The Night Has No Eyes

They came at night. And brought with them the trauma and fear of all the babies ripped from their mothers’ arms, beings made less than human in the face of violence and humiliation, brightness turned to darkness and hurt. They came as the embodiment of all that unspent pain, and refused to die, made invincible by the same willful instinct that makes a dying man kick his feet in a last death rattle.

I can’t explain it, but when I first saw them, I thought of chickens— the ordinary bird domesticated for slaughter and producing eggs that would never mature to a life. How they come home to roost. What they look like with their heads tilted to the side when their necks are broken. Their blood in the old hoodoo ways that conjured the impossible. The Sankofa bird on my rib, and my auntie’s voice when she asked why I tattooed a chicken on my body.

I had a tightness in my chest as I moved through the night on the shadowy road where my tire blew. I knew where I was. There were signifiers that stood high as warnings—Confederate flags that dotted lawns, place names celebrating a glorious past and the future it produced, the absence of us. I walked alone, an imposing dark figure in the moonlight, shrouded by gray cotton that revealed only the shadow of my face and the locs spilling out of it. An unknown could emerge from the tall trees lining the highway and test the strength of the outstretched branches with my weight. Death could sit high behind headlights, barreling toward me from the nothingness. Flashes of red and blue could illuminate the night and splash over me, bury me where I stood. Fear is a funny thing, who feels it and who yields its power. I should’ve felt relief to see the glow of light in the distance, a sign of life, but I only felt more dread. Life, perhaps, but not life for me. Only more danger, waiting.

Their eyes fell heavy on me when the dangling bell on the screen door tolled to announce my presence. It’s incredible to be pierced with eyes that can never quite meet your own, and to be watched without really being seen. Adrenaline flushed my bloodstream as hairs stood up on my skin and I clenched my jaw, deadened my eyes, readied my mask. Red splotched across their faces and necks and I almost felt the heat from where I stood. One behind the counter with a wall of cigarettes lining the backdrop like wallpaper. Two seated to the left with Styrofoam takeout plates. A fourth further in the corner with a newspaper and tall bottle of beer. My eyes scanned and met the clerk’s.

“My car got a flat and I have no service, I just need to use the phone,” I said.

“Phone’s for paying customers,” he said back, folding his arms. I saw him assessing my form, trying to find a box to place me in, looking for hairs on my chin or a sign of femininity beneath my hoodie. I tossed a pack of gum on the counter and pulled my credit card from my pocket.
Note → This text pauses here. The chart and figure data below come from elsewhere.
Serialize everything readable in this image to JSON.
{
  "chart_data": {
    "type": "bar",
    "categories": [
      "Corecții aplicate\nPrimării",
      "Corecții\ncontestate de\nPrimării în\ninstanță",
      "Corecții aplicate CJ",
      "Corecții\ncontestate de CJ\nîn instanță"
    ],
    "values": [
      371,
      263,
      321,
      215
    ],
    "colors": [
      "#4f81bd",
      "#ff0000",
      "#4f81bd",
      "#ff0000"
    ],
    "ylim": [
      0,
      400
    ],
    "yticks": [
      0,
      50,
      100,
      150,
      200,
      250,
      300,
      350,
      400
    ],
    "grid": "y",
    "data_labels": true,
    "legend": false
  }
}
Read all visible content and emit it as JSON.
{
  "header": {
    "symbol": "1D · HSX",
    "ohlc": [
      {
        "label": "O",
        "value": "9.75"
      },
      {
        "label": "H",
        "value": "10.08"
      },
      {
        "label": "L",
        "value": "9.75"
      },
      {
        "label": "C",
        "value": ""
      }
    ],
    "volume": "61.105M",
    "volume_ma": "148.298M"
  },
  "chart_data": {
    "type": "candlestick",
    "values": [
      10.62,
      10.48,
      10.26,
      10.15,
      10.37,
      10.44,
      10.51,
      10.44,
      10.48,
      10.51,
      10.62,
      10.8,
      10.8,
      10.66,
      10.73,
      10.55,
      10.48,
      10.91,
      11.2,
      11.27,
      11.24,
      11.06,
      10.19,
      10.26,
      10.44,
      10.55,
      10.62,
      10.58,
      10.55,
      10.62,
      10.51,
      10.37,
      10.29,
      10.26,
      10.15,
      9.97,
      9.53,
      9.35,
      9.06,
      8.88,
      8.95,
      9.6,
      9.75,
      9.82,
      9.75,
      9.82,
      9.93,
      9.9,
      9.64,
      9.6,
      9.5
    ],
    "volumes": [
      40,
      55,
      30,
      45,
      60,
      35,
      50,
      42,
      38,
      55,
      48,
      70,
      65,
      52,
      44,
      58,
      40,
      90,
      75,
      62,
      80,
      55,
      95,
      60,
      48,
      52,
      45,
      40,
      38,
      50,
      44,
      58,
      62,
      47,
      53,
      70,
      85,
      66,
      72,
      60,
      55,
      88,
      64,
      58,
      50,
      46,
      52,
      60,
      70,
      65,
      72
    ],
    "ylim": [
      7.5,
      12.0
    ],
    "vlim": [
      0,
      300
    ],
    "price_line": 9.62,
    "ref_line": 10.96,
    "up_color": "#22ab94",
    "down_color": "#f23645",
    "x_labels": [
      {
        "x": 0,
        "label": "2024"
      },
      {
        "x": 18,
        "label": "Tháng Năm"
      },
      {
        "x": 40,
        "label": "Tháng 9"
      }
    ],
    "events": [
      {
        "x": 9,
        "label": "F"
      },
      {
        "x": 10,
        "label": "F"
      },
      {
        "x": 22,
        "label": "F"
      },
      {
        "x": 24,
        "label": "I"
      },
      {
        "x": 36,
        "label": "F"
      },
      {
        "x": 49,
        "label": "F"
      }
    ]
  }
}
“Five dollar minimum for cards, and I’ll have to see some ID.”

“I have to pay five dollars to use the phone, and show ID to spend five dollars?”

“Or you can not use the phone and walk back to your flat tire, sir.”

My blood boiled, but I was frozen by the voice of my mother telling me to be careful as the door slammed behind me. At seven going to ride my bike. At twelve going to explore the park in my neighborhood. At sixteen going to a pool party with my friends across town. At seventeen walking to the store down the street in the rain to buy snacks. At twenty-two driving the empty road back to campus after a long weekend. I swallowed the rage making a lump in my throat and turned to peruse the closest aisle for $5 worth of junk food.

The bell on the door ratted again and I prepared for the confrontation—the buddy they called to teach me a lesson, the cop with his gun drawn, the white woman I would make feel unsafe. Instead, everything went quiet. Even the screams were quiet at first, muffled by the white noise between my own ears, until they pierced through and flooded the entire place. I dropped to my knees behind a shelf and took cover. There was a throaty grumbling spliced between the screams and sounds of flesh being thrashed and pulled from bone. I sucked air deep in my lungs and whispered prayers through the exhales. I peeked around the endcap and couldn’t process what my eyes were reading. There was an image with no context, so I just thought of chickens, and how they come home to roost, and what that even means, two generations removed from the farm.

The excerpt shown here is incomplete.